Croucher also appeared in a number of films, notably The Black Torment (1964), Genghis Khan (1965) and The Fighting Prince of Donegal (1966), as well as several TV dramas.

==Theatrical director and educator==
In 1971, after a brief period directing student productions at the London Academy of Music and Dramatic Art (LAMDA) and at the Royal Academy of Dramatic Art (RADA), Croucher joined the Royal Court Theatre as a director at the Theatre Upstairs, a post he held until 1975. His productions included Friday by Hugo Claus, Dreams of Mrs Fraser by Gabriel Josipovici and short plays by Samuel Beckett. In 1975 he took part in the Joe Orton Festival at the Royal Court, directing a revival of Entertaining Mr Sloane. After a three-month run at the Royal Court, he took the play to the Duke of York's Theatre where it ran for a further three months.

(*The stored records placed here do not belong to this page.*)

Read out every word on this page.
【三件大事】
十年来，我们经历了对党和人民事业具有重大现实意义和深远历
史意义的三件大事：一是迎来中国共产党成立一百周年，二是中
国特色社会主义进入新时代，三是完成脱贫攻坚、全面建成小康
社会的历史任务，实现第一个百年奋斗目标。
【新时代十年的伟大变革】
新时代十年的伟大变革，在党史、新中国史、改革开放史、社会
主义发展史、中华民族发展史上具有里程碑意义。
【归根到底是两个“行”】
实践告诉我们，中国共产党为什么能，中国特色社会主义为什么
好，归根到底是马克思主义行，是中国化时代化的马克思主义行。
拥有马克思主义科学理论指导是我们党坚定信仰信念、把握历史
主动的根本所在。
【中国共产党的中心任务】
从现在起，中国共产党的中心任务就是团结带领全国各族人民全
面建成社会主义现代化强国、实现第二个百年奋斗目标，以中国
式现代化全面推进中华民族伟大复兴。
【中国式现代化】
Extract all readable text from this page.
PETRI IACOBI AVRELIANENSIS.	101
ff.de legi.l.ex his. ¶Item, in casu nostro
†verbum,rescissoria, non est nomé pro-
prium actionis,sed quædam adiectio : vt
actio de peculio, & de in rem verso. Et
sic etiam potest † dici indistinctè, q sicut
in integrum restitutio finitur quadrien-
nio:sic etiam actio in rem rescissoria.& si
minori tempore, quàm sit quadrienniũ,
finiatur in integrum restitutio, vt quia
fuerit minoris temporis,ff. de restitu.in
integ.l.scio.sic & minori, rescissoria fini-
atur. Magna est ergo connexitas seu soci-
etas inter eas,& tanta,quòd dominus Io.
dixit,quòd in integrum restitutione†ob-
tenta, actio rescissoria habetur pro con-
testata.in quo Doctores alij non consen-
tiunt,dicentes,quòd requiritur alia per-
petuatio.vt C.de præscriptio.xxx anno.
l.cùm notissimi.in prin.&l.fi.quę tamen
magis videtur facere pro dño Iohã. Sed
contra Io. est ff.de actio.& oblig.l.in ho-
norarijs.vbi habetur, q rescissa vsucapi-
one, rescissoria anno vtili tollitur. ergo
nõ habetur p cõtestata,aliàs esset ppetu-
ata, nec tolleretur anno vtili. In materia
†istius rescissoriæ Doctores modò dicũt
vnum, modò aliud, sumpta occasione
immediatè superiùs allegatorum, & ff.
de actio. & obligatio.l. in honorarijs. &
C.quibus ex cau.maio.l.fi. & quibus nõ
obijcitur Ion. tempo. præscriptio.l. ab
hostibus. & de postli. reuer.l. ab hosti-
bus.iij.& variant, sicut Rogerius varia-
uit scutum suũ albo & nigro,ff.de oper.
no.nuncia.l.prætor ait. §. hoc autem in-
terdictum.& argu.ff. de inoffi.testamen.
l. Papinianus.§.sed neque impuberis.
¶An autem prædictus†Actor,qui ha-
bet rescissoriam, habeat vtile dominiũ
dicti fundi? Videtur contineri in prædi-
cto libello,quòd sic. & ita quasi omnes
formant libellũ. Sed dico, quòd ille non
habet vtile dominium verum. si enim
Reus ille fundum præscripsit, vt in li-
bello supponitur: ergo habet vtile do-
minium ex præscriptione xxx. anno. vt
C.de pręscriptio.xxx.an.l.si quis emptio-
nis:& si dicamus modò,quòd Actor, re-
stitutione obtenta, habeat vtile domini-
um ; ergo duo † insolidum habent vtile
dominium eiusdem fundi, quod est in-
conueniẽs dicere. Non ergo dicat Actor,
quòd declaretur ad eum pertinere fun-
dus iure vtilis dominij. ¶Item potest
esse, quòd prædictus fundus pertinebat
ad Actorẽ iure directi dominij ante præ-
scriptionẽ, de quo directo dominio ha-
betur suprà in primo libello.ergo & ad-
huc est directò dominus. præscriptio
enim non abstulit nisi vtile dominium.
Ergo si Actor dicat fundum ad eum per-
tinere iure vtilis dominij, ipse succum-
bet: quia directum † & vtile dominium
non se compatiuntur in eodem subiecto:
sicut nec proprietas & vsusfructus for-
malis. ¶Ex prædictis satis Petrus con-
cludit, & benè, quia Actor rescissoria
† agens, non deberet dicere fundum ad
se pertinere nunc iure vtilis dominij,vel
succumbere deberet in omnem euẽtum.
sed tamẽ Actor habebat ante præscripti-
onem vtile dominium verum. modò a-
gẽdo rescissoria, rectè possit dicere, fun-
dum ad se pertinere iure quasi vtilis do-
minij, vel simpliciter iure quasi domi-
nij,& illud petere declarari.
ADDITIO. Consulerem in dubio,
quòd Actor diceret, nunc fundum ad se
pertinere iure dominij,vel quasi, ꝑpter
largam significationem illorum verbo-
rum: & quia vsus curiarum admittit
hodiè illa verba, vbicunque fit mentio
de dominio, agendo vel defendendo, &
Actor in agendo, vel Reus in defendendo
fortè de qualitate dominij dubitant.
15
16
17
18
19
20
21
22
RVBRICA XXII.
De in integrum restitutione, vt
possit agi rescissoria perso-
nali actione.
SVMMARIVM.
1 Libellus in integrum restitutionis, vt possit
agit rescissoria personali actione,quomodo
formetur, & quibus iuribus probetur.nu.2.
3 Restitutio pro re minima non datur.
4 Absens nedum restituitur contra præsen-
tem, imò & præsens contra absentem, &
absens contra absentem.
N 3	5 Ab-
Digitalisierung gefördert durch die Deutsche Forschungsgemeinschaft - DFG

In 1978 he was appointed principal of LAMDA, a post he held until 1994. During his tenure, he extended the length and scope of the existing courses and introduced new courses in stage management and production. He also continued to direct, regularly taking student productions to continental Europe.

In 1994 he moved to the US to become Professor of Theatre Arts at Boston University.

In 2000 he became president of the American Academy of Dramatic Arts (AADA), dividing his time between the school's Los Angeles and New York branches. One of his first duties was to officiate at the ribbon-cutting ceremony of the school's central Hollywood campus on North La Brea Avenue. During his period of office, he implemented a new computer system, introduced e-mail on both campuses and oversaw the development of the academy's website. He left the post to return to the UK in 2010.

==Family life and death==
Roger Croucher was the younger brother of Michael Croucher, who had a distinguished career as a television documentary maker with the BBC.

Roger Croucher died on 23 May 2022 at the age of 86.